Get the recipe: Broccoli Mac and Cheese with Creamy Greek Yogurt Sauce
2. Go with high-protein noodles.
Swapping standard noodles for ones made out of chickpea, lentil, or pea flour is a smart upgrade. Not only do all three have more protein and fiber, but once they’re covered in a cheese sauce, you also likely won’t even notice the difference. Here at Kitchn, we’re big fans of Banza, which is made from chickpeas. My toddler also loves Annie’s Mac, which has a version made with pea protein.
3. Or ditch the noodles all together — and try quinoa mac and cheese.
Quinoa is a solid source of protein and fiber and can easily swap in as a base. This recipe swaps cheese for nutritional yeast to keep things vegan-friendly. (But you can always stick to your cheese of choice, too!)

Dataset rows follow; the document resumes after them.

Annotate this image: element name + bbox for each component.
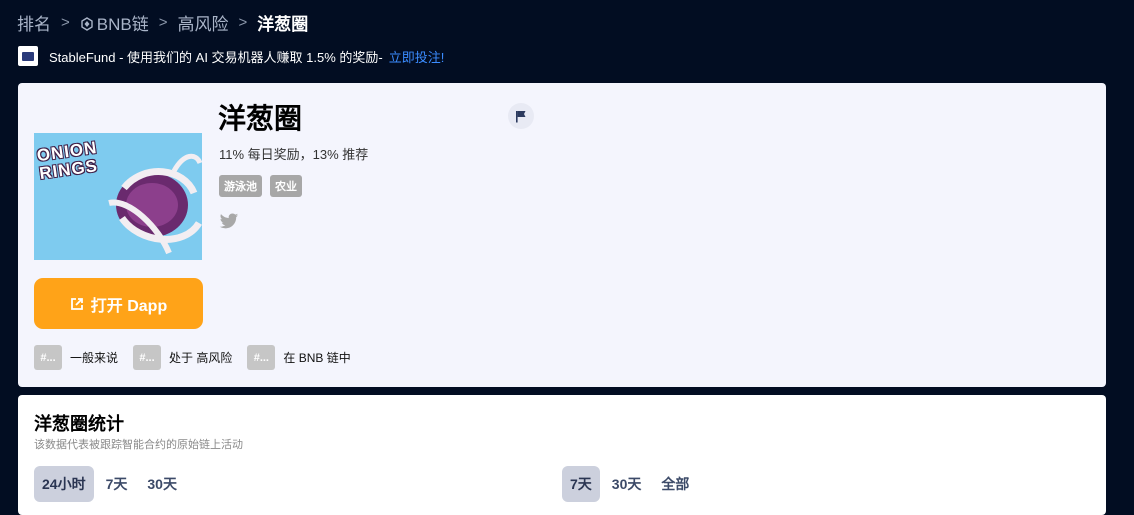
stats-period-tabs-left: 24小时 7天 30天 xyxy=(34,466,189,502)
hashtag-list: #... 一般来说 #... 处于 高风险 #... 在 BNB 链中 xyxy=(34,345,366,370)
tab-all[interactable]: 全部 xyxy=(653,466,697,502)
dapp-title: 洋葱圈 xyxy=(218,103,303,134)
breadcrumb-high-risk[interactable]: 高风险 xyxy=(178,10,229,35)
hashtag-label: 在 BNB 链中 xyxy=(283,351,351,365)
breadcrumb-bnb-chain[interactable]: BNB链 xyxy=(80,10,149,35)
tag-farming[interactable]: 农业 xyxy=(270,175,302,197)
chevron-right-icon: > xyxy=(61,13,70,31)
promo-banner: StableFund - 使用我们的 AI 交易机器人赚取 1.5% 的奖励- … xyxy=(18,46,444,66)
tag-pool[interactable]: 游泳池 xyxy=(219,175,262,197)
tab-7d[interactable]: 7天 xyxy=(98,466,136,502)
tab-24h[interactable]: 24小时 xyxy=(34,466,94,502)
stats-period-tabs-right: 7天 30天 全部 xyxy=(562,466,701,502)
stablefund-logo xyxy=(18,46,38,66)
breadcrumb-current: 洋葱圈 xyxy=(257,14,309,34)
hashtag-label: 处于 高风险 xyxy=(169,351,233,365)
stats-subtitle: 该数据代表被跟踪智能合约的原始链上活动 xyxy=(34,439,243,451)
stats-title: 洋葱圈统计 xyxy=(34,414,124,434)
promo-text: StableFund - 使用我们的 AI 交易机器人赚取 1.5% 的奖励- xyxy=(49,49,383,65)
chevron-right-icon: > xyxy=(158,13,168,31)
open-dapp-button[interactable]: 打开 Dapp xyxy=(34,278,203,329)
hashtag-box: #... xyxy=(247,345,276,370)
tab-7d-right[interactable]: 7天 xyxy=(562,466,600,502)
dapp-subtitle: 11% 每日奖励，13% 推荐 xyxy=(219,147,369,162)
hashtag-box: #... xyxy=(133,345,162,370)
hashtag-item[interactable]: #... 一般来说 xyxy=(34,345,118,370)
open-dapp-label: 打开 Dapp xyxy=(90,297,168,315)
breadcrumb-bnb-chain-label: BNB链 xyxy=(96,14,149,34)
bnb-chain-icon xyxy=(81,16,93,31)
stats-card: 洋葱圈统计 该数据代表被跟踪智能合约的原始链上活动 24小时 7天 30天 7天… xyxy=(18,395,1106,515)
breadcrumb-rankings[interactable]: 排名 xyxy=(17,10,51,35)
hashtag-item[interactable]: #... 在 BNB 链中 xyxy=(247,345,351,370)
chevron-right-icon: > xyxy=(238,13,248,31)
promo-link[interactable]: 立即投注! xyxy=(389,47,445,66)
breadcrumb: 排名 > BNB链 > 高风险 > 洋葱圈 xyxy=(17,10,308,34)
dapp-image: ONION RINGS xyxy=(34,133,202,260)
hashtag-label: 一般来说 xyxy=(70,351,119,365)
tab-30d[interactable]: 30天 xyxy=(139,466,185,502)
report-flag-button[interactable] xyxy=(508,103,534,129)
external-link-icon xyxy=(70,297,83,310)
category-tags: 游泳池 农业 xyxy=(219,175,302,197)
hashtag-box: #... xyxy=(34,345,62,370)
flag-icon xyxy=(516,110,526,122)
dapp-card: ONION RINGS 打开 Dapp 洋葱圈 11% 每日奖励，13% 推荐 游… xyxy=(18,83,1106,387)
tab-30d-right[interactable]: 30天 xyxy=(604,466,650,502)
twitter-icon[interactable] xyxy=(219,213,239,235)
hashtag-item[interactable]: #... 处于 高风险 xyxy=(133,345,232,370)
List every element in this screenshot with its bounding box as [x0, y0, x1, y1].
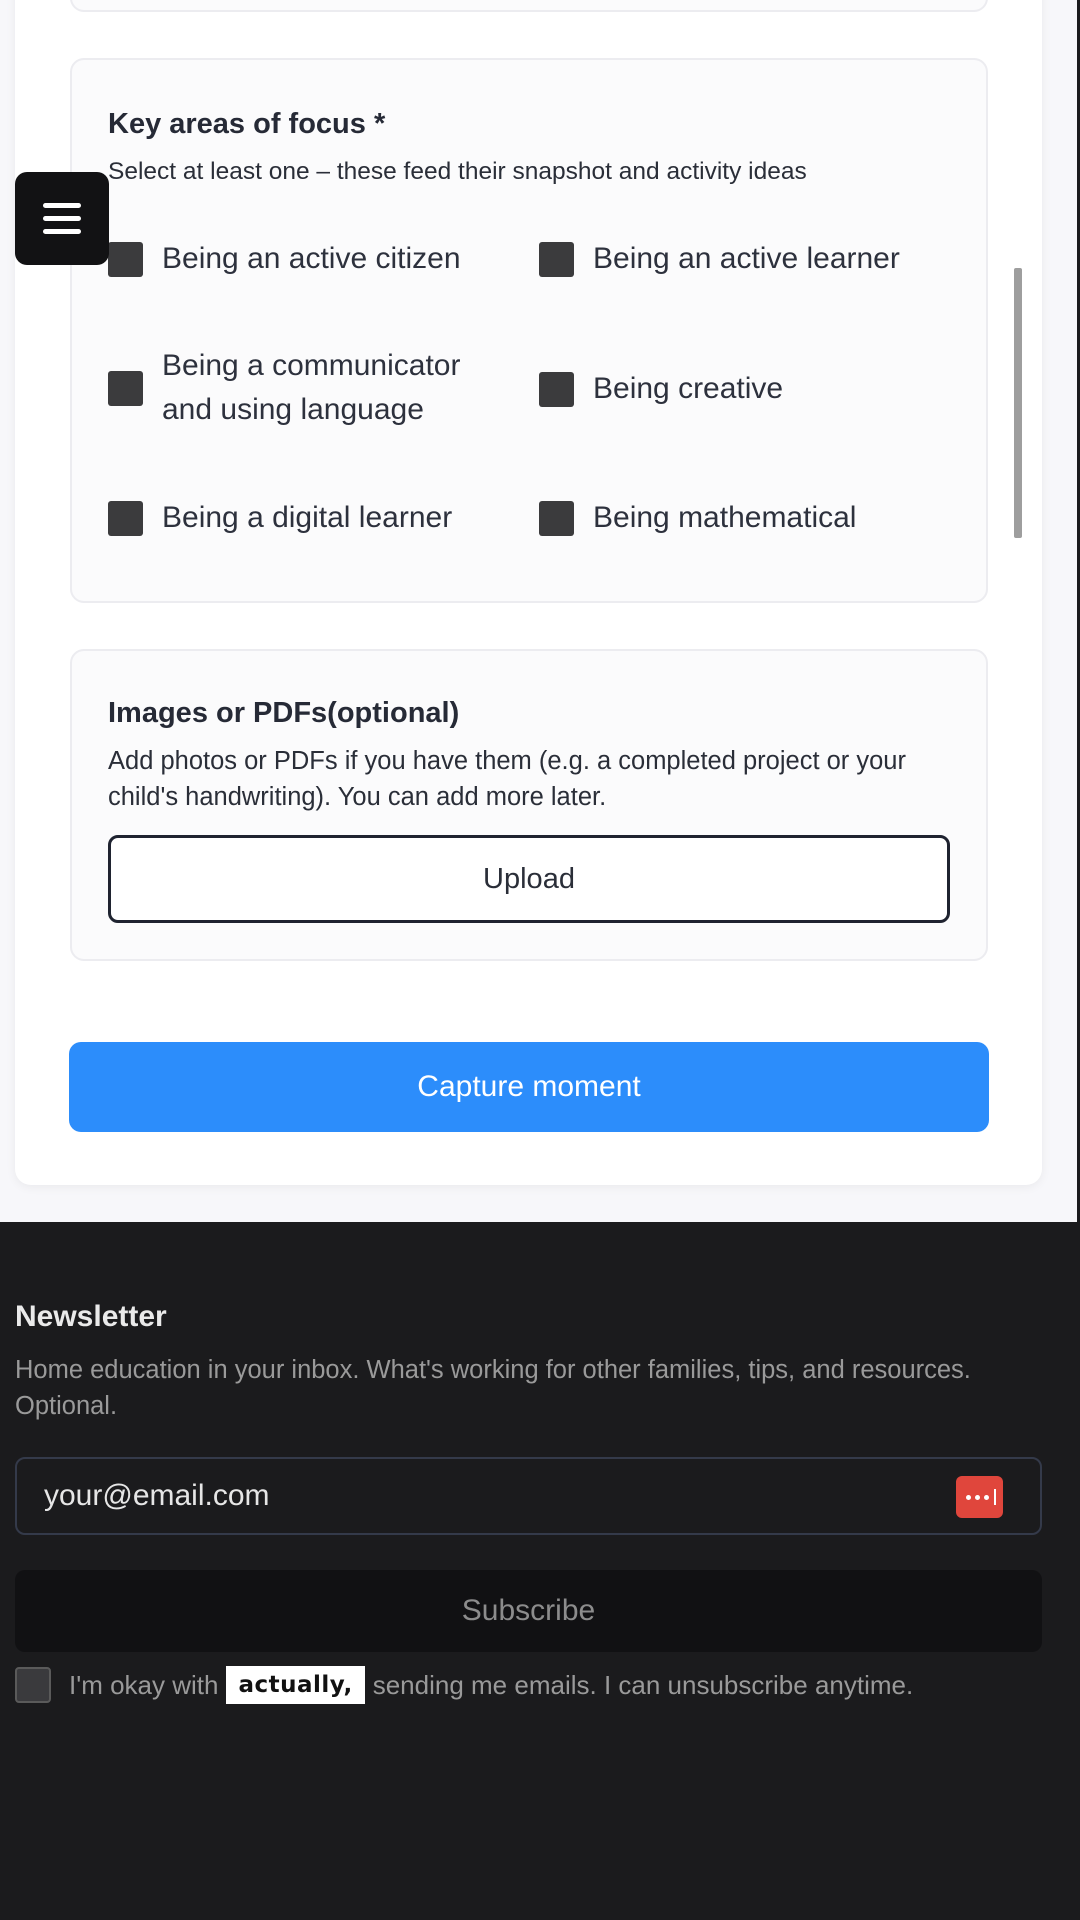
- checkbox-label: Being mathematical: [593, 501, 857, 534]
- consent-checkbox[interactable]: [15, 1667, 51, 1703]
- password-manager-icon[interactable]: [956, 1476, 1003, 1518]
- upload-description: Add photos or PDFs if you have them (e.g…: [108, 747, 906, 811]
- consent-prefix: I'm okay with: [69, 1669, 219, 1700]
- focus-option-creative[interactable]: Being creative: [539, 367, 783, 411]
- focus-subtitle: Select at least one – these feed their s…: [108, 158, 807, 185]
- focus-title: Key areas of focus *: [108, 108, 386, 140]
- subscribe-button[interactable]: Subscribe: [15, 1570, 1042, 1652]
- consent-row[interactable]: I'm okay with actually, sending me email…: [15, 1666, 913, 1704]
- upload-button[interactable]: Upload: [108, 835, 950, 923]
- upload-section: Images or PDFs(optional) Add photos or P…: [70, 649, 988, 961]
- checkbox-label: Being a digital learner: [162, 501, 453, 534]
- checkbox-label: Being a communicator and using language: [162, 349, 461, 426]
- upload-title: Images or PDFs(optional): [108, 697, 460, 729]
- brand-logo: actually,: [226, 1666, 365, 1704]
- newsletter-description: Home education in your inbox. What's wor…: [15, 1356, 971, 1420]
- focus-option-active-learner[interactable]: Being an active learner: [539, 237, 900, 281]
- checkbox-label: Being an active learner: [593, 242, 900, 275]
- checkbox-label: Being an active citizen: [162, 242, 461, 275]
- checkbox[interactable]: [539, 241, 574, 277]
- menu-button[interactable]: [15, 172, 109, 265]
- previous-section: [70, 0, 988, 12]
- email-field-wrapper: [15, 1457, 1042, 1535]
- checkbox[interactable]: [539, 371, 574, 407]
- focus-option-mathematical[interactable]: Being mathematical: [539, 496, 856, 540]
- checkbox[interactable]: [108, 241, 143, 277]
- focus-option-communicator[interactable]: Being a communicator and using language: [108, 344, 507, 432]
- focus-option-digital-learner[interactable]: Being a digital learner: [108, 496, 452, 540]
- focus-section: Key areas of focus * Select at least one…: [70, 58, 1022, 603]
- newsletter-title: Newsletter: [15, 1300, 167, 1333]
- footer: Newsletter Home education in your inbox.…: [0, 1222, 1080, 1920]
- focus-list-scrollbar[interactable]: [1014, 268, 1022, 538]
- focus-option-active-citizen[interactable]: Being an active citizen: [108, 237, 461, 281]
- consent-label: I'm okay with actually, sending me email…: [69, 1666, 913, 1704]
- checkbox[interactable]: [108, 370, 143, 406]
- checkbox[interactable]: [108, 500, 143, 536]
- capture-moment-button[interactable]: Capture moment: [69, 1042, 989, 1132]
- email-field[interactable]: [44, 1471, 944, 1521]
- hamburger-icon: [43, 203, 81, 208]
- consent-suffix: sending me emails. I can unsubscribe any…: [372, 1669, 914, 1700]
- checkbox-label: Being creative: [593, 372, 784, 405]
- checkbox[interactable]: [539, 500, 574, 536]
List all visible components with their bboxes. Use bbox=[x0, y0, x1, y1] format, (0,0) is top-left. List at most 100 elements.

Get the recipe: 5-ingredient Broccoli + Quinoa Mac and Cheese from Simply Quinoa
4. Add plenty of vegetables.
It’s the oldest trick in the book — but still worth mentioning since it’s so versatile. Bulk up standard mac by adding your favorite greens, such as spinach, broccoli florets, or asparagus spears. Mix in halved grape or cherry tomatoes for a cool burst of acidity, or swirl in some roasted red peppers. Take your pick!
Get the recipe: Veggie-Packed Mac and Cheese
5. Sneak cauliflower into the sauce.
If your kids (or you!) see front-and-center veggies as a non-starter with mac and cheese, cauliflower is a smart and subtle alternative. In this recipe, you’ll toss cauliflower into a food processor with olive oil and water until it’s a smooth purée, then you’ll add two types of cheese. Extra serving of veggies that even super-selective palates probably won’t even detect? Check.